Forty-four year-old Devendra Fadnavis is the new poster boy of the BJP in Maharashtra. This is the first time since its inception in April 1980, in Mumbai, that the party has laid claim to the chief minister’s chair. With Amit Shah at the helm of the party’s affairs and Fadnavis as its president in Maharashtra, the BJP bagged more than 100 seats — a feat never achieved by a single party since 1995. Fadnavis is the second youngest chief minister of the state after ncp chief Sharad Pawar, who was 38 when he became the chief minister in 1978. His father Gangadhar Rao Fadnavis was a Jan Sangh leader and a BJP mlc from Nagpur.

Fadnavis started his political career as a member of the Akhil Bharatiya Vidyarthi Parishad (ABVP) in 1989 and strengthened his political base by attending RSS shakhas in Nagpur. Fadnavis got his first public position at the age of 22 when he was elected as a corporator in the Nagpur Municipal Corporation. After his re-election, he became the youngest mayor of the corporation at the age of 27. There has been no looking back for the boy from Dharampeth after that. He won his first Assembly election in 1999 from the Nagpur (West) constituency and has contested and won on three occasions from the Nagpur (South West) constituency before making his way to Varsha — the chief minister’s official residence at the Malabar Hill in Mumbai.

Fadnavis is a law graduate from the Nagpur University and is a known orator.
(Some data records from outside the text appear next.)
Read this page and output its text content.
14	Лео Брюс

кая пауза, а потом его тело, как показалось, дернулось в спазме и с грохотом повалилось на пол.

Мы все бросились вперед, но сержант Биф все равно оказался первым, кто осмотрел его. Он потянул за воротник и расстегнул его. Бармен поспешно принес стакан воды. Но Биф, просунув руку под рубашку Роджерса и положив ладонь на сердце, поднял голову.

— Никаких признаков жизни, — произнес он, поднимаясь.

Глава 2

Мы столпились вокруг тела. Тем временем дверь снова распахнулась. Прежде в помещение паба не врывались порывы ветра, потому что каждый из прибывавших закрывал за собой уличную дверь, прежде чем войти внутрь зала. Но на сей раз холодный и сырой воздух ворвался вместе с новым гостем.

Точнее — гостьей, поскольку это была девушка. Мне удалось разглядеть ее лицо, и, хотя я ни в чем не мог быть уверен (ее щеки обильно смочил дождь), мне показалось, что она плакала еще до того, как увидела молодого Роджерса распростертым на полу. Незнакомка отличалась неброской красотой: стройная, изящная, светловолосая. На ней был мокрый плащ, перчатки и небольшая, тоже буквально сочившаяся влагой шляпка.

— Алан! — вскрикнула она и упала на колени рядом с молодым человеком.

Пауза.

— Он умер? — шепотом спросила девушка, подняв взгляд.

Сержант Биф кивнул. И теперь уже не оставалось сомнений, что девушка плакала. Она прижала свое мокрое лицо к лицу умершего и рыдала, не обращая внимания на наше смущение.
He is known to have a clean image and an understanding of government and budgetary processes. Though soft-spoken, he is known for his fiery interventions in the Assembly. He had taken on the former Congress-NCP coalition government for various scams (Adarsh, irrigation, etc). He rose to prominence after he was made the state BJP president in 2013. He was close to the late BJP leader Gopinath Munde.

Yadu Joshi, the president of the Maharashtra Union of Working Journalists and a childhood friend of Fadnavis, recalls him as a firebrand leader, who would organise protests in support of the underprivileged. “I remember one protest Devendra had organised for demanding land rights for slum dwellers of Kamgar Nagar and Tukdoji Nagar in Nagpur. He raised the issue in the Assembly, too, and eventually succeeded in getting those people their rights,” Joshi says. “He was instrumental in getting scholarships for obc students. He has followers across all sections of society and has friends across party lines.”

Pravin Datke, the mayor of Nagpur, worked with Fadnavis during their time in the Bharatiya Janata Yuva Morcha in Nagpur. Datke says, “He is a humble man. He is where he is today because of his hard work. He has exposed various scams. Some people may think that there is a rift between Nitin Gadkari and him but he has always considered Gadkari as his leader.”

At an election rally in Nagpur, Prime Minister Narendra Modi said he was thankful to the people of Nagpur for giving Maharashtra a brilliant and committed leader like Devendra Fadnavis.